Effect of lncRNA WT1-AS regulating WT1 on oxidative stress injury and apoptosis of neurons in Alzheimer's disease via inhibition of the miR-375/SIX4 axis.

Objective: To study the effect of lncRNA WT1-AS on oxidative stress injury (OSI) and apoptosis of neurons in Alzheimer's disease (AD) and its specific mechanisms related to the microRNA-375 (miR-375)/SIX4 axis and WT1 expression.
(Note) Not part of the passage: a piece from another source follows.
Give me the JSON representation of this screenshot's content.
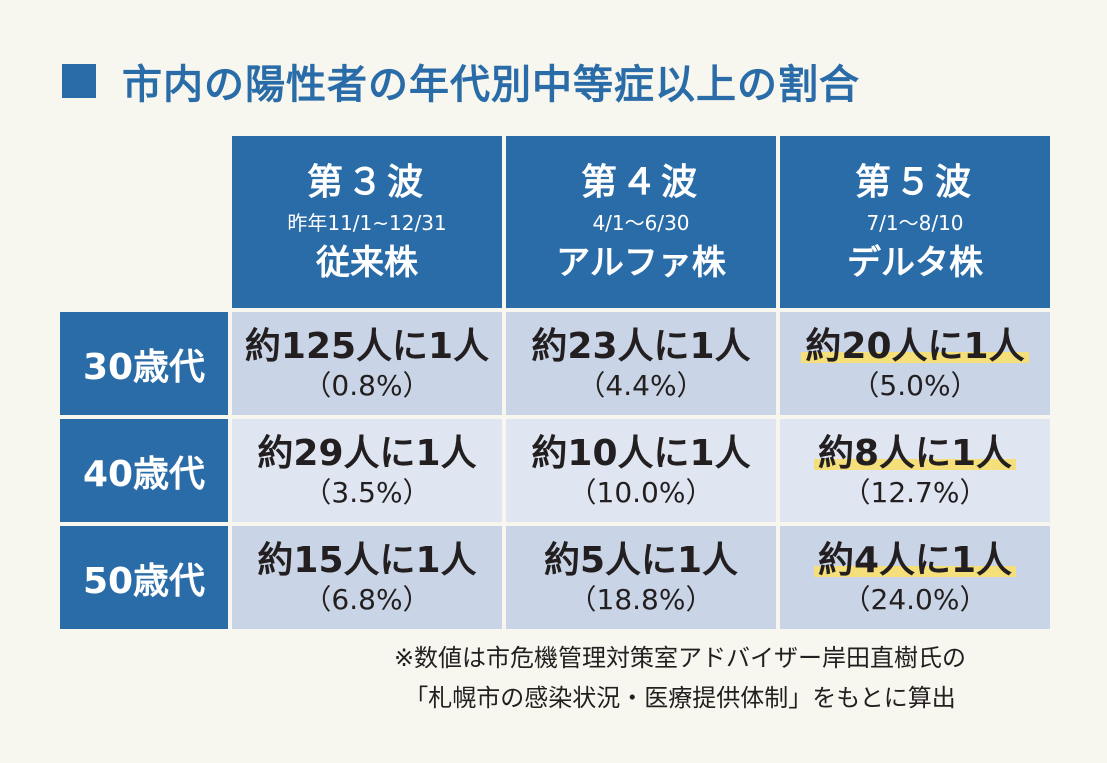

Results: After bioinformatic prediction, WT1-AS was found to be downregulated in Aβtreated SH-SY5Y cells, and WT1-AS overexpression inhibited WT1 expression. WT1 could target miR-375 to promote its expression. miR-375 bound to SIX4, and miR-375 overexpression inhibited SIX4 expression. WT1-AS inhibited OSI and apoptosis, while WT1 and miR-375 overexpression or SIX4 silencing reversed the WT1-AS effect on OSI and apoptosis. experiments revealed that WT1-AS improved learning/memory abilities and inhibited OSI and apoptosis in AD mice.
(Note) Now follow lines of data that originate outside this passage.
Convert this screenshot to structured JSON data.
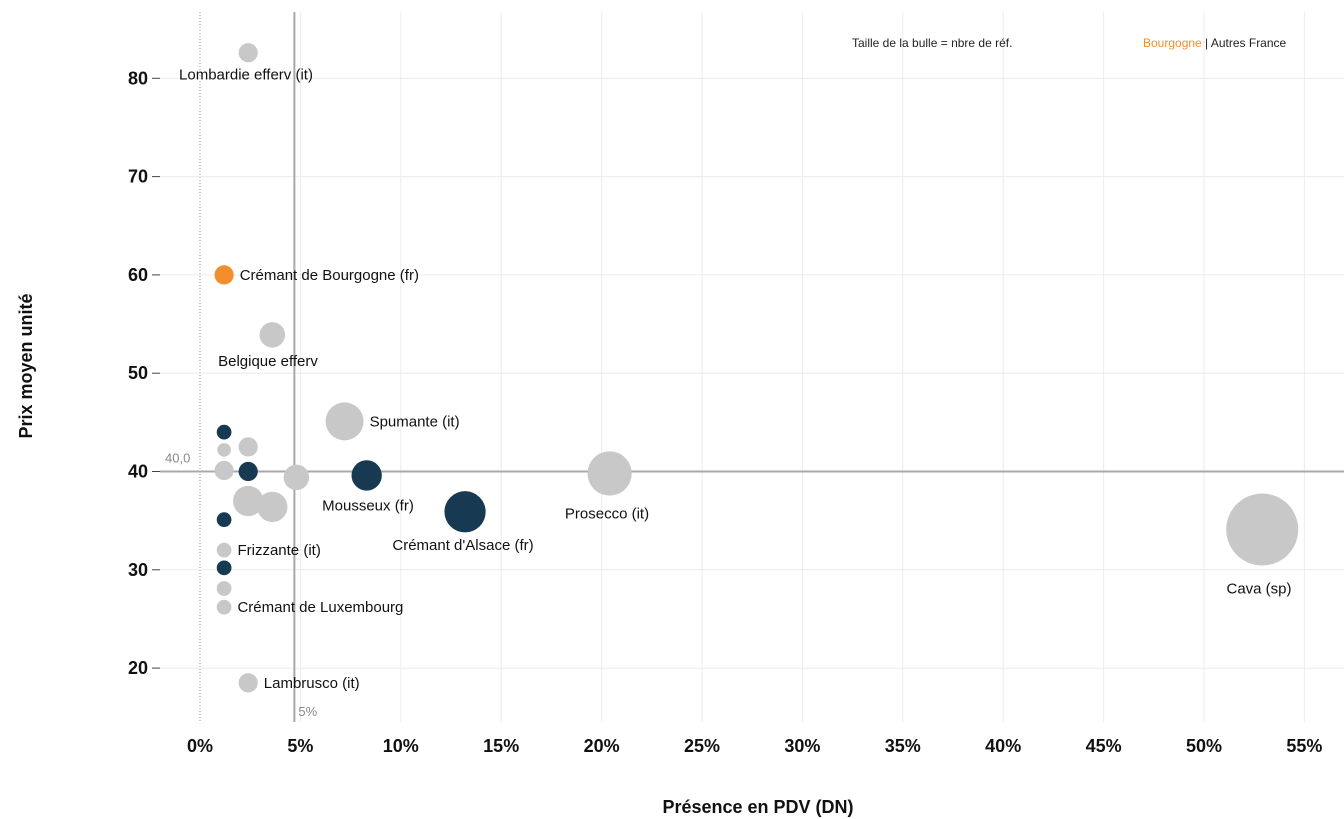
{
  "chart_data": {
    "type": "scatter",
    "xlabel": "Présence en PDV (DN)",
    "ylabel": "Prix moyen unité",
    "xlim": [
      -0.02,
      0.57
    ],
    "ylim": [
      15,
      87
    ],
    "x_ticks": [
      0,
      0.05,
      0.1,
      0.15,
      0.2,
      0.25,
      0.3,
      0.35,
      0.4,
      0.45,
      0.5,
      0.55
    ],
    "x_tick_labels": [
      "0%",
      "5%",
      "10%",
      "15%",
      "20%",
      "25%",
      "30%",
      "35%",
      "40%",
      "45%",
      "50%",
      "55%"
    ],
    "y_ticks": [
      20,
      30,
      40,
      50,
      60,
      70,
      80
    ],
    "y_tick_labels": [
      "20",
      "30",
      "40",
      "50",
      "60",
      "70",
      "80"
    ],
    "grid": true,
    "reference_lines": {
      "horizontal": {
        "y": 40,
        "label": "40,0"
      },
      "vertical": {
        "x": 0.047,
        "label": "5%"
      }
    },
    "legend": {
      "size_note": "Taille de la bulle = nbre de réf.",
      "groups": [
        {
          "name": "Bourgogne",
          "color": "#f28e2b"
        },
        {
          "sep": " | "
        },
        {
          "name": "Autres France",
          "color": "#1a3a52"
        }
      ],
      "placement": "top-right"
    },
    "colors": {
      "bourgogne": "#f28e2b",
      "france": "#173a52",
      "other": "#c8c8c8"
    },
    "points": [
      {
        "x": 0.024,
        "y": 82.6,
        "size": 1,
        "group": "other",
        "label": "Lombardie efferv (it)",
        "label_pos": "below"
      },
      {
        "x": 0.012,
        "y": 60,
        "size": 1,
        "group": "bourgogne",
        "label": "Crémant de Bourgogne (fr)",
        "label_pos": "right"
      },
      {
        "x": 0.036,
        "y": 53.9,
        "size": 2,
        "group": "other",
        "label": "Belgique efferv",
        "label_pos": "below"
      },
      {
        "x": 0.072,
        "y": 45.1,
        "size": 5,
        "group": "other",
        "label": "Spumante (it)",
        "label_pos": "right"
      },
      {
        "x": 0.012,
        "y": 44,
        "size": 0.5,
        "group": "france",
        "label": ""
      },
      {
        "x": 0.024,
        "y": 42.5,
        "size": 1,
        "group": "other",
        "label": ""
      },
      {
        "x": 0.012,
        "y": 42.2,
        "size": 0.4,
        "group": "other",
        "label": ""
      },
      {
        "x": 0.012,
        "y": 40.1,
        "size": 1,
        "group": "other",
        "label": ""
      },
      {
        "x": 0.024,
        "y": 40,
        "size": 1,
        "group": "france",
        "label": ""
      },
      {
        "x": 0.048,
        "y": 39.4,
        "size": 2,
        "group": "other",
        "label": ""
      },
      {
        "x": 0.083,
        "y": 39.6,
        "size": 3,
        "group": "france",
        "label": "Mousseux (fr)",
        "label_pos": "belowleft"
      },
      {
        "x": 0.204,
        "y": 39.8,
        "size": 7,
        "group": "other",
        "label": "Prosecco (it)",
        "label_pos": "belowleft"
      },
      {
        "x": 0.024,
        "y": 37,
        "size": 3,
        "group": "other",
        "label": ""
      },
      {
        "x": 0.036,
        "y": 36.4,
        "size": 3,
        "group": "other",
        "label": ""
      },
      {
        "x": 0.132,
        "y": 35.9,
        "size": 6,
        "group": "france",
        "label": "Crémant d'Alsace (fr)",
        "label_pos": "belowleft"
      },
      {
        "x": 0.012,
        "y": 35.1,
        "size": 0.5,
        "group": "france",
        "label": ""
      },
      {
        "x": 0.529,
        "y": 34.1,
        "size": 20,
        "group": "other",
        "label": "Cava (sp)",
        "label_pos": "below"
      },
      {
        "x": 0.012,
        "y": 32,
        "size": 0.5,
        "group": "other",
        "label": "Frizzante (it)",
        "label_pos": "right"
      },
      {
        "x": 0.012,
        "y": 30.2,
        "size": 0.5,
        "group": "france",
        "label": ""
      },
      {
        "x": 0.012,
        "y": 28.1,
        "size": 0.5,
        "group": "other",
        "label": ""
      },
      {
        "x": 0.012,
        "y": 26.2,
        "size": 0.5,
        "group": "other",
        "label": "Crémant de Luxembourg",
        "label_pos": "right"
      },
      {
        "x": 0.024,
        "y": 18.5,
        "size": 1,
        "group": "other",
        "label": "Lambrusco (it)",
        "label_pos": "right"
      }
    ]
  }
}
Conclusion: Overexpression of WT1-AS can inhibit the miR-375/SIX4 axis, OSI and neuronal apoptosis in AD by inhibiting WT1 expression.

Methods: Related lncRNAs were identified, and miR-375 downstream targets were predicted. WT1-AS, WT1, miR-375 and SIX4 expression was detected in a cell model induced by Aβ. The binding of WT1 with miR-375 and that of miR-375 with SIX4 were further confirmed. Adenosine triphosphate (ATP), reactive oxygen species (ROS), malondialdehyde (MDA), superoxide dismutase (SOD), glutathione peroxidase (GSH-Px) and lactate dehydrogenase (LDH) activities, and apoptosis levels were tested after mitochondrial membrane potential observation. Learning/memory abilities and neuronal apoptosis were tested in a mouse model.